CytoSolve® In Silico Systems Architecture Enables Computational Modeling of Relaxation Pathways for Innovation in Harm Reduction Research

Partner Description

British American Tobacco
British American Tobacco (BAT) is a global organization with advanced research and development capabilities focused on understanding biological mechanisms relevant to consumer products and harm-reduction science. BAT’s R&D group applies rigorous analytical, biological, and computational methods to study complex physiological systems, supporting evidence-based innovation and scientific transparency.

Challenge

BAT sought a deeper mechanistic understanding of how multiple bioactive ingredients influence biological systems associated with relaxation and stress modulation. These systems span highly interconnected molecular networks, including neurotransmitter signaling, hormonal regulation, immune responses, and neuromodulatory feedback loops. Traditional experimental approaches are limited in their ability to efficiently evaluate non-linear interactions, combinatorial effects, and system-wide responses across multiple pathways.

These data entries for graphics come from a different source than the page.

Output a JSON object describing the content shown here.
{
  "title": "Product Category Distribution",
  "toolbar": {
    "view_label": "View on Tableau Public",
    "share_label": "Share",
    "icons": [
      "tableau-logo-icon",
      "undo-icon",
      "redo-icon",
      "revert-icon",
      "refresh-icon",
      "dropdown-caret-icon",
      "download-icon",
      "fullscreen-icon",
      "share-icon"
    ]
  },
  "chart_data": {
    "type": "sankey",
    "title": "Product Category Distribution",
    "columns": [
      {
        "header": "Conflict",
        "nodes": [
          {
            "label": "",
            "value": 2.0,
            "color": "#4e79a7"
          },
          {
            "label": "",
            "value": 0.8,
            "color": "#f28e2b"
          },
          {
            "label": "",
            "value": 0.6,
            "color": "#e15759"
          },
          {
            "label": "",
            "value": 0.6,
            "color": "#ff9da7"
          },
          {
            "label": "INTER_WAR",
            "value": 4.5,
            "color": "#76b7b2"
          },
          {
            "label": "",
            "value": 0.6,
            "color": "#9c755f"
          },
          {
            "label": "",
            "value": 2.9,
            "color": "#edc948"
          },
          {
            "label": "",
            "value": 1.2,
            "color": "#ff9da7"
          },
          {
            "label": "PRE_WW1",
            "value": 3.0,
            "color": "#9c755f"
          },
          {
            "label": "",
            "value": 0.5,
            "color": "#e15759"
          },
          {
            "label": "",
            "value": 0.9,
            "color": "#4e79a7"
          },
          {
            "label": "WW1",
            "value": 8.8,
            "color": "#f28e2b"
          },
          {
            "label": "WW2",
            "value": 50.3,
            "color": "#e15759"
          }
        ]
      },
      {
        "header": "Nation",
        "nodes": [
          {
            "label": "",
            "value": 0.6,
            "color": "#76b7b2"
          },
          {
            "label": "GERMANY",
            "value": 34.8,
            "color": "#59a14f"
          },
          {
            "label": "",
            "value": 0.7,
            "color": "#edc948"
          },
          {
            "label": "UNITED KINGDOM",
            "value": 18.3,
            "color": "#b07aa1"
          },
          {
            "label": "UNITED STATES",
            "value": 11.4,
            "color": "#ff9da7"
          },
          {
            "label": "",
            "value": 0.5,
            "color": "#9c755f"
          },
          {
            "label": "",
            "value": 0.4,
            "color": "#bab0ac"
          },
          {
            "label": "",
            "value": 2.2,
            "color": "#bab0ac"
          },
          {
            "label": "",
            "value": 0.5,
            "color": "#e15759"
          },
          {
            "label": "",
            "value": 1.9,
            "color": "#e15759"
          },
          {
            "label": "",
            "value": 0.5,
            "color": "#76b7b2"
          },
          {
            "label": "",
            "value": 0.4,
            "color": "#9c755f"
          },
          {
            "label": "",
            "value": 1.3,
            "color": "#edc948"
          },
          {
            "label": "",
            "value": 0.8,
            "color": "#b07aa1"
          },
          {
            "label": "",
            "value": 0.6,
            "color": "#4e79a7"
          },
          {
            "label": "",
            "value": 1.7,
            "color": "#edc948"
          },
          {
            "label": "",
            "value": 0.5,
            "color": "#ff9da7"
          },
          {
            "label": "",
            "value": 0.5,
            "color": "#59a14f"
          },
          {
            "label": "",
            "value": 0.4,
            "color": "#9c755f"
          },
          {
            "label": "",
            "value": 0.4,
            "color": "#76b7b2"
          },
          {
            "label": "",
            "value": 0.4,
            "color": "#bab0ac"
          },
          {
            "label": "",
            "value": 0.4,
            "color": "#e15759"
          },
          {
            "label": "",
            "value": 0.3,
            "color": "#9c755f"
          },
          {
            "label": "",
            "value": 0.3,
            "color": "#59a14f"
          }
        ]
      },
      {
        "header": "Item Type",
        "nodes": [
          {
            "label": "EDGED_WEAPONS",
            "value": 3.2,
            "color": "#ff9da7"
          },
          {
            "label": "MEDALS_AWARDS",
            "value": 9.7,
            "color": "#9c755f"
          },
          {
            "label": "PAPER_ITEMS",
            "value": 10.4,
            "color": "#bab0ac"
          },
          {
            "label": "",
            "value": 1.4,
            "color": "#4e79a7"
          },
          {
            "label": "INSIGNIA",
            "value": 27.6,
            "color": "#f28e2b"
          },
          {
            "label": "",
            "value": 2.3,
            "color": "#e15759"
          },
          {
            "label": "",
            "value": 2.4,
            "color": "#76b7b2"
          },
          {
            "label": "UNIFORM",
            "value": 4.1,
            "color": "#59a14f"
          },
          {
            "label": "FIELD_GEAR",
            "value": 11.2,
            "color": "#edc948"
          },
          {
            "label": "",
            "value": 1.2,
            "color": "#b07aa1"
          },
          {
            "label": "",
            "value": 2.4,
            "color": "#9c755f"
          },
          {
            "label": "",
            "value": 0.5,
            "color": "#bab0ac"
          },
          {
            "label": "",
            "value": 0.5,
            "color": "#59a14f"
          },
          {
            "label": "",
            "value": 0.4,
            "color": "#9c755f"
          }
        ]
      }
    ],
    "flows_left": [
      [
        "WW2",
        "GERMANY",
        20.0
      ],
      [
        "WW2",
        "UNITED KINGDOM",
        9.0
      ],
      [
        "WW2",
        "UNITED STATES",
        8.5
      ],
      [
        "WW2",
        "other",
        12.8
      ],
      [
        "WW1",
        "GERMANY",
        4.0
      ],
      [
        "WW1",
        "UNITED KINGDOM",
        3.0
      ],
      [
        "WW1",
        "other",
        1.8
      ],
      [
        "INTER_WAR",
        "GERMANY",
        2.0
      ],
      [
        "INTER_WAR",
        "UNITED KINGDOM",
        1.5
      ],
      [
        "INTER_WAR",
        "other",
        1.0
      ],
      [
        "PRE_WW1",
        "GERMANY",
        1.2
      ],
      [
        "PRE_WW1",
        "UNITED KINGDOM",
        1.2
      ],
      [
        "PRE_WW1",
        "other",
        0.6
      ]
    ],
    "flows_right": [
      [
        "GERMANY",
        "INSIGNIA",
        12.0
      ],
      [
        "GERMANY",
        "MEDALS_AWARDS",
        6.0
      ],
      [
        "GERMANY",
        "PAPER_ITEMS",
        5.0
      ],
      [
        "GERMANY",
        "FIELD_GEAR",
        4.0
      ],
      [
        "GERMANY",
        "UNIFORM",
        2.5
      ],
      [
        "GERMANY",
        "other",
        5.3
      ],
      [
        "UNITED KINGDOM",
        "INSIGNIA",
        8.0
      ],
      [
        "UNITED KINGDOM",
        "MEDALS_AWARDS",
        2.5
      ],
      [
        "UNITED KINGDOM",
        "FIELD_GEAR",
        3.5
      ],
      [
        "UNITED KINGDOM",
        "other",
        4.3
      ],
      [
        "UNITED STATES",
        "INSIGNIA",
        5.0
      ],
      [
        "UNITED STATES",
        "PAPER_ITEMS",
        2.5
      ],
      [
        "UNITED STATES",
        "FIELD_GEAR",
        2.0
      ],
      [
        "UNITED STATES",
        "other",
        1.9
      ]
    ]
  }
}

BAT required a scalable, quantitative, and fully in silico modeling framework capable of evaluating both individual ingredients and ingredient combinations, while reducing reliance on extensive in vitro and in vivo experimentation and enabling rapid hypothesis testing.

How CytoSolve® Helped

CytoSolve® applied its distributed computational systems biology platform to perform in silico combination screening grounded in peer-reviewed scientific literature.

Six core molecular systems governing relaxation biology were identified and modeled:

  • Gut microbiome–neuroinflammation signaling
  • Hypothalamic–pituitary–adrenal (HPA) axis signaling
  • Brain-derived neurotrophic factor (BDNF) signaling
  • Neurotransmitter pathways involving GABA and serotonin
  • Catecholamine signaling via dopamine
  • Endocannabinoid signaling centered on anandamide (AEA)
Each pathway was independently translated into a validated mathematical model using ordinary differential equations and encoded in SBML format. CytoSolve® then dynamically integrated these individual models into a unified in silico systems architecture, preserving pathway-specific behavior while enabling real-time interaction across the full relaxation network.

Six shortlisted bioactive ingredients were computationally simulated across physiologically relevant dose ranges. The in silico framework quantified ingredient-specific and combination effects on key biomarkers associated with inflammation, cortisol regulation, neurotransmission, and neurotrophic signaling. The architecture was explicitly designed to support future optimization of multi-ingredient formulations based on defined biological objectives.

Key Benefits Realized

  • Systems-level, in silico quantification of ingredient effects across interconnected relaxation pathways
  • Mechanistic clarity into modulation of inflammation, cortisol dynamics, neurotransmission, and neurotrophic signaling
  • Rapid, scalable computational screening of multiple ingredients across six molecular systems
  • Combination-ready modeling framework supporting formulation optimization strategies
  • Reduced dependence on early-stage animal and cell-based experimental studies

Outcome

The CytoSolve® Systems Architecture delivered a comprehensive, mechanistic in silico modeling assessment of bioactive ingredients acting on molecular systems underlying relaxation for British American Tobacco. By integrating multiple biological pathways into a single computational framework, the collaboration enabled data-driven ingredient prioritization and established a scalable foundation for future combination optimization. This case study demonstrates how systems architecture–based in silico modeling provides a rigorous, ethical, and efficient approach for investigating complex biological phenomena within modern, science-driven research and harm-reduction programs.